Rabu 19 May 2021 06:23 WIB

Jepang Cabut Perubahan RUU Imigrasi yang Ketat

Pemerintah Jepang cabut RUU yang akan mempermudah mendeportasi pencari suaka

Rep: Dwina Agustin/ Red: Christiyaningsih
Perdana Menteri Jepang Yoshihide Suga. Ilustrasi.
Foto: AP/Sadayuki Goto/Kyodo News
Perdana Menteri Jepang Yoshihide Suga. Ilustrasi.

REPUBLIKA.CO.ID, TOKYO -- Pemerintah Jepang mencabut Rancangan Undang-Undang (RUU) yang akan mempermudah mendeportasi pelamar yang gagal untuk status pengungsi, Selasa (18/5). Keputusan ini diambil setelah kematian seorang perempuan Sri Lanka di pusat penahanan imigrasi yang memicu kecaman pada Maret lalu.

Anggota Partai Demokrat Liberal (LDP) yang berkuasa mengabaikan upaya untuk meloloskan perombakan UU imigrasi. Artinya pencari suaka dapat dideportasi setelah permohonan ketiga mereka gagal.

Baca Juga

Pemerintah mengatakan perubahan itu akan menyelesaikan masalah penahanan lama pencari suaka. Pengacara, anggota parlemen oposisi, dan kelompok hak asasi manusia mengatakan itu bertentangan dengan norma internasional.

Perlakuan Jepang terhadap orang asing yang menghadapi deportasi menjadi sorotan lagi setelah kematian Wishma Sandamali yang berusia 33 tahun di pusat penahanan imigrasi di pusat kota Nagoya. Dia meninggal pada awal Maret setelah mengeluh sakit perut dan gejala lainnya sejak pertengahan Januari.

Sandamali pergi ke polisi pada Agustus tahun lalu untuk meminta bantuan dengan kekerasan dalam rumah tangga dan kemudian ditahan karena memperpanjang visanya. Anggota parlemen oposisi telah mendorong pihak berwenang untuk menunjukkan rekaman video keluarga Sandamali saat ditahan, tetapi itu ditolak karena masalah keamanan.

Kritik terhadap aturan tersebut meningkat secara daring dan seorang pejabat partai yang berkuasa mengatakan tidak ada gunanya mendorongnya, mengingat reaksi yang semakin meningkat. Dukungan terhadap Perdana Menteri Yoshihide Suga pun turun di bawah 33 persen dalam jajak pendapat baru-baru ini oleh kantor berita Jiji, mencerminkan rasa frustrasinya atas penanganan pandemi.

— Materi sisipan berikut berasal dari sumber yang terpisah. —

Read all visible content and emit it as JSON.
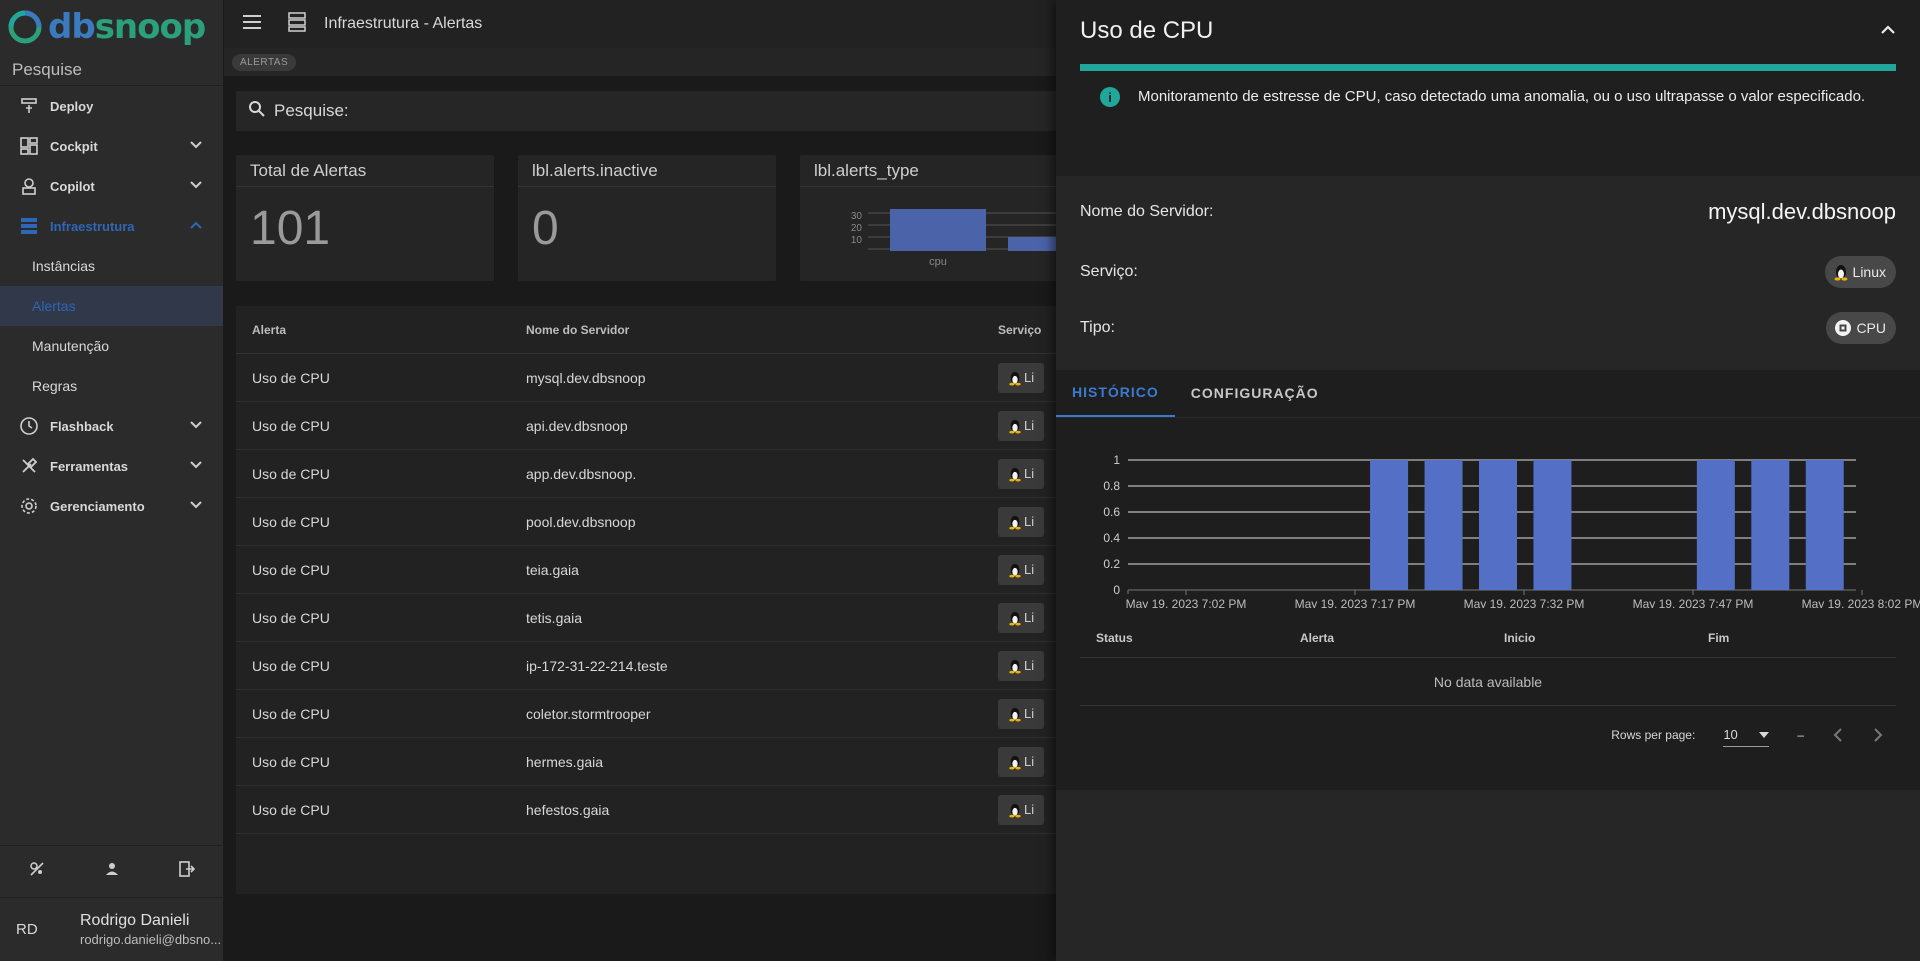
{
  "app": {
    "logo_db": "db",
    "logo_snoop": "snoop"
  },
  "sidebar": {
    "search_placeholder": "Pesquise",
    "items": [
      {
        "label": "Deploy",
        "icon": "deploy-icon"
      },
      {
        "label": "Cockpit",
        "icon": "dashboard-icon"
      },
      {
        "label": "Copilot",
        "icon": "robot-icon"
      },
      {
        "label": "Infraestrutura",
        "icon": "server-icon"
      },
      {
        "label": "Flashback",
        "icon": "clock-icon"
      },
      {
        "label": "Ferramentas",
        "icon": "tools-icon"
      },
      {
        "label": "Gerenciamento",
        "icon": "gear-icon"
      }
    ],
    "sub_items": [
      "Instâncias",
      "Alertas",
      "Manutenção",
      "Regras"
    ],
    "user": {
      "initials": "RD",
      "name": "Rodrigo Danieli",
      "email": "rodrigo.danieli@dbsno..."
    }
  },
  "topbar": {
    "title": "Infraestrutura - Alertas",
    "breadcrumb": "ALERTAS"
  },
  "search": {
    "placeholder": "Pesquise:"
  },
  "cards": {
    "total_title": "Total de Alertas",
    "total_value": "101",
    "inactive_title": "lbl.alerts.inactive",
    "inactive_value": "0",
    "type_title": "lbl.alerts_type",
    "mini_chart": {
      "ticks": [
        "30",
        "20",
        "10"
      ],
      "label": "cpu"
    }
  },
  "table": {
    "headers": {
      "alert": "Alerta",
      "server": "Nome do Servidor",
      "service": "Serviço"
    },
    "chip_text": "Li",
    "rows": [
      {
        "alert": "Uso de CPU",
        "server": "mysql.dev.dbsnoop"
      },
      {
        "alert": "Uso de CPU",
        "server": "api.dev.dbsnoop"
      },
      {
        "alert": "Uso de CPU",
        "server": "app.dev.dbsnoop."
      },
      {
        "alert": "Uso de CPU",
        "server": "pool.dev.dbsnoop"
      },
      {
        "alert": "Uso de CPU",
        "server": "teia.gaia"
      },
      {
        "alert": "Uso de CPU",
        "server": "tetis.gaia"
      },
      {
        "alert": "Uso de CPU",
        "server": "ip-172-31-22-214.teste"
      },
      {
        "alert": "Uso de CPU",
        "server": "coletor.stormtrooper"
      },
      {
        "alert": "Uso de CPU",
        "server": "hermes.gaia"
      },
      {
        "alert": "Uso de CPU",
        "server": "hefestos.gaia"
      }
    ]
  },
  "panel": {
    "title": "Uso de CPU",
    "info_icon": "i",
    "info_text": "Monitoramento de estresse de CPU, caso detectado uma anomalia, ou o uso ultrapasse o valor especificado.",
    "server_label": "Nome do Servidor:",
    "server_value": "mysql.dev.dbsnoop",
    "service_label": "Serviço:",
    "service_value": "Linux",
    "type_label": "Tipo:",
    "type_value": "CPU",
    "tabs": [
      "HISTÓRICO",
      "CONFIGURAÇÃO"
    ],
    "history_headers": [
      "Status",
      "Alerta",
      "Inicio",
      "Fim"
    ],
    "no_data": "No data available",
    "rows_per_page_label": "Rows per page:",
    "rows_per_page_value": "10",
    "page_range": "–"
  },
  "chart_data": {
    "type": "bar",
    "ylim": [
      0,
      1
    ],
    "y_ticks": [
      "0",
      "0.2",
      "0.4",
      "0.6",
      "0.8",
      "1"
    ],
    "x_tick_labels": [
      "May 19, 2023 7:02 PM",
      "May 19, 2023 7:17 PM",
      "May 19, 2023 7:32 PM",
      "May 19, 2023 7:47 PM",
      "May 19, 2023 8:02 PM"
    ],
    "bars": [
      {
        "slot": 0,
        "value": 0
      },
      {
        "slot": 1,
        "value": 0
      },
      {
        "slot": 2,
        "value": 0
      },
      {
        "slot": 3,
        "value": 0
      },
      {
        "slot": 4,
        "value": 1
      },
      {
        "slot": 5,
        "value": 1
      },
      {
        "slot": 6,
        "value": 1
      },
      {
        "slot": 7,
        "value": 1
      },
      {
        "slot": 8,
        "value": 0
      },
      {
        "slot": 9,
        "value": 0
      },
      {
        "slot": 10,
        "value": 1
      },
      {
        "slot": 11,
        "value": 1
      },
      {
        "slot": 12,
        "value": 1
      }
    ],
    "bar_color": "#5470c6",
    "grid": true
  },
  "colors": {
    "accent": "#3a7ad0",
    "teal": "#20a69a",
    "brand_blue": "#3a7bbf",
    "brand_green": "#2aa17b"
  }
}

Jepang telah lama enggan melonggarkan seputar imigrasi dan suaka, meskipun populasi yang menua dan tenaga kerja menyusut. Padahal para ekonom berpendapat masalah itu dapat diatasi dengan menerima lebih banyak imigran.

Pada 2019, hanya 0,4 persen aplikasi suaka yang berhasil di Jepang, dibandingkan dengan 25,9 persen di Jerman dan 29,6 persen di Amerika Serikat. Di bawah sistem saat ini, beberapa pencari suaka diberikan pembebasan sementara dari pusat penahanan selama proses suaka mereka.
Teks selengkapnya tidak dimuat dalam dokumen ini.